Posted by in Tip of the week

Most of us are familiar with the fight-or-flight response. It’s that moment when stress kicks in, you can feel your body tense and your stomach flutter. In a crisis, this response can help you deal with a stressful situation effectively. However, if you are experiencing stress too often, you may have what is known as ‘chronic stress’. Beyond being emotionally unpleasant, chronic stress can have severe physical effects on your body and your overall health.

Stress hormones

When stress related hormones – like cortisol and adrenaline – stay at a high level in the body for too long they can weaken your bones and immune system, disrupt your sleep, and cause muscle loss. They can also be dangerous for your heart as they can raise blood pressure and inflame the blood vessels. They also instruct your liver to release glucose. Excess amounts of this sugar can contribute to diabetes.

Digestive issues

Stomach pain is a common symptom of chronic stress. Your digestion system may be paused or delayed by stress hormones during the fight or flight response. You can experience nausea and stomach aches as a result.
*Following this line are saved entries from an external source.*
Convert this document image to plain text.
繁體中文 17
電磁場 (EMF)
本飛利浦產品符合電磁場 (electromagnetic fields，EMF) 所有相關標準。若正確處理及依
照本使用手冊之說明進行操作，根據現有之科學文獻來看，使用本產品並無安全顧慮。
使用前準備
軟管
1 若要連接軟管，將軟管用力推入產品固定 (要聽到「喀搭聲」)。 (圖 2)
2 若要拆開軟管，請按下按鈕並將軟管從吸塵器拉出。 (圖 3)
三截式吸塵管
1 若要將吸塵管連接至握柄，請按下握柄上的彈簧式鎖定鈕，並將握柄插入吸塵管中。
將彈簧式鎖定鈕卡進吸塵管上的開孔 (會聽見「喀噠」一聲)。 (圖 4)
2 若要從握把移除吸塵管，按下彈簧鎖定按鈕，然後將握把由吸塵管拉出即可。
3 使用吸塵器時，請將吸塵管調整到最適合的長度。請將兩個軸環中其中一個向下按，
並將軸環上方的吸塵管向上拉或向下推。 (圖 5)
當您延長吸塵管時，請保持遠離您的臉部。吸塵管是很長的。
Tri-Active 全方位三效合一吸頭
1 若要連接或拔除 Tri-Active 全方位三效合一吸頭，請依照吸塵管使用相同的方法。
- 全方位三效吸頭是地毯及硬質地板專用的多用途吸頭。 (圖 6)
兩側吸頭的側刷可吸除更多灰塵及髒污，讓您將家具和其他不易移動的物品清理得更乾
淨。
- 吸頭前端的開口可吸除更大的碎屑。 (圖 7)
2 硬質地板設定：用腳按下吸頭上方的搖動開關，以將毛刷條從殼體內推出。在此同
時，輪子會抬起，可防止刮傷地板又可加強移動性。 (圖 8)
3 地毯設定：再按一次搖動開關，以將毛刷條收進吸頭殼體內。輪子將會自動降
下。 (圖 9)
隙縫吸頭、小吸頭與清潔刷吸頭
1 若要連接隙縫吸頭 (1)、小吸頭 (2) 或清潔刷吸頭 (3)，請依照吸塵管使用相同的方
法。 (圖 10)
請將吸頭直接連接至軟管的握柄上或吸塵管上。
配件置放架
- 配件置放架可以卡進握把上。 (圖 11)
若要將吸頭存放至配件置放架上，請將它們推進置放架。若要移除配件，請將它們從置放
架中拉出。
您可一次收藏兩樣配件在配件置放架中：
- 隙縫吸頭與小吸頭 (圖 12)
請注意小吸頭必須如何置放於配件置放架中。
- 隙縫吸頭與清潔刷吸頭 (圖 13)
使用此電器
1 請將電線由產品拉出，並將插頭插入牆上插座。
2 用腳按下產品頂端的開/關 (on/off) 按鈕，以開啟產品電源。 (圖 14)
The continual disruption of your digestive system can result in diarrhea or constipation, while affecting your body’s ability to absorb nutrients.

Unhealthy habits

Stress can cause us to develop unhealthy habits like eating too much, eating unhealthy foods, smoking and drinking alcohol. All of these things can contribute to heartburn, weight gain, liver disease and lung disease.
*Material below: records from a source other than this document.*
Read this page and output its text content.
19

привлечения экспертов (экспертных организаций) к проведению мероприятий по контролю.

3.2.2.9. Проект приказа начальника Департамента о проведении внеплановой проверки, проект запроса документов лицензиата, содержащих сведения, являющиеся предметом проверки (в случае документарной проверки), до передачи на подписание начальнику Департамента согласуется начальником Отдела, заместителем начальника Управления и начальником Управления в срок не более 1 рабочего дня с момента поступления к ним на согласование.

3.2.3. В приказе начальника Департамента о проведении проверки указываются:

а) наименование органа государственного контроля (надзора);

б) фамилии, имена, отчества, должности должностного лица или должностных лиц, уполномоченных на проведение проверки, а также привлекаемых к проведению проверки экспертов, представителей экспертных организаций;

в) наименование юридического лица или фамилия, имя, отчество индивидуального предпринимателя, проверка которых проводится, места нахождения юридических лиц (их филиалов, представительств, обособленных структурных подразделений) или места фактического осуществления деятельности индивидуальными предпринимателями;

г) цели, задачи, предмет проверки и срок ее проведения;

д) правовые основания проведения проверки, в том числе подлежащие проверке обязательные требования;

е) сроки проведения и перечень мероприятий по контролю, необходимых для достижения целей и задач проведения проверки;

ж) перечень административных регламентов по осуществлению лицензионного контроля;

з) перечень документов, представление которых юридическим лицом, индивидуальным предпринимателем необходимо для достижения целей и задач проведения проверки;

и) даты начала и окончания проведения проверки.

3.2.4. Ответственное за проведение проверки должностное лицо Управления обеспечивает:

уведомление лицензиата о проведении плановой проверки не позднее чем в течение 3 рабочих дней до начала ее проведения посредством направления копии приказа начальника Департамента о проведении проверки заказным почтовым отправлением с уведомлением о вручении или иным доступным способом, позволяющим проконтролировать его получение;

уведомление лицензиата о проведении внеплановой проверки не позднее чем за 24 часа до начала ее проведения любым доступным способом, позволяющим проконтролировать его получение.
When you are stressed, the muscles in your head, neck and shoulders tighten up. This can lead to tension headaches and even migraines. Stress is also a major contributor to sleep disruption and insomnia. Unfortunately, these symptoms in themselves can cause more stress, creating a negative cycle.

What can you do?

There are dozens of ways to reduce stress. The key is finding out what works for you. Try a few different things – like meditation or exercise – until you find what is most effective for you. Don’t hesitate to see a medical professional to help you find ways to reduce stress.